An employee removes dead mink from a chamber after they were gassed as they have to kill off their herd, which consists of 3,000 mother mink and their cubs on their farm near Naestved, Denmark, on November 6, 2020. (Mads Claus Rasmussen/Ritzau Scanpix/AFP)

The contamination of minks is not new, with breeders in several countries, including the Netherlands, Spain, Sweden and the United States, reporting cases. A few cases of humans being infected by minks have also been reported.

Nonetheless, Danish Prime Minister Mette Frederiksen said Wednesday that there were concerns the variant could impact a potential vaccine’s effectiveness.

He said the country would kill more than 15 million minks.

Denmark has been specific in describing how the different strain of the virus jumped from mink to man.

“According to the information from Danish authorities, this virus is neither more pathogenic, nor more virulent,” specialist Gilles Salvat at the French health agency Anses told AFP.

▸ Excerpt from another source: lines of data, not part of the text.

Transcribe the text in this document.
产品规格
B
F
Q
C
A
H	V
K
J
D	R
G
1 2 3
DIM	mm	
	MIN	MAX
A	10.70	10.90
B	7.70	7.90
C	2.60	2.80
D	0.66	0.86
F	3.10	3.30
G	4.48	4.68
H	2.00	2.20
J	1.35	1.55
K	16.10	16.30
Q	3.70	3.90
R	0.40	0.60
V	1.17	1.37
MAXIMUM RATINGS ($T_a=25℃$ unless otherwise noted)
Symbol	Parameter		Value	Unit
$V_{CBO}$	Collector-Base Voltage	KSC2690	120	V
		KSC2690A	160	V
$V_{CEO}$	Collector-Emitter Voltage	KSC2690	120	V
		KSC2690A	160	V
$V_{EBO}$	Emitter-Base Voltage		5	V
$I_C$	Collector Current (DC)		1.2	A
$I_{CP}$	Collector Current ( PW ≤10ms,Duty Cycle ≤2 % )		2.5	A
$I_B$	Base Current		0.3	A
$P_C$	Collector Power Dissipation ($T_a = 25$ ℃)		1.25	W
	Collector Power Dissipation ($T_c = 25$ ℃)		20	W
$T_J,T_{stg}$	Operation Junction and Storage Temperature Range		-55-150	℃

A child opens his mouth as he is being tested for coronavirus COVID-19 during a mass testing in the Arena Nord in Frederikshavn, in Northern Jutland, Denmark, on November 7, 2020 ( Claus Bjoern Larsen / Ritzau Scanpix / AFP)

There is concern, however, that a variant “emerges like a second virus and dominates the population,” he noted.

“Coming up with a vaccine for one strain is already complicated, and if we have to do it for two, four or six strains it is even more complicated,” the specialist noted.

He considered the decision to cull Danish mink to be a “precaution.”

Cull is ‘justifiable from health perspective’

Francois Balloux, who teaches at University College London, agreed, telling AFP: “This measure is entirely justifiable from a health perspective to eliminate the transmission source of a serious virus.”

He nonetheless also felt that “evoking the risk that mink could generate a second pandemic seems excessive and counter-productive in the current fearful climate.”

Balloux noted that similar mutations exist within the population already and have not spread.

“We know this virus with the same mutations emerged on mink farms, was transmitted to humans and did not spread widely,” the professor said.

All the same, it was not “completely impossible” that the new strain “could spread and render vaccines less effective,” he acknowledged.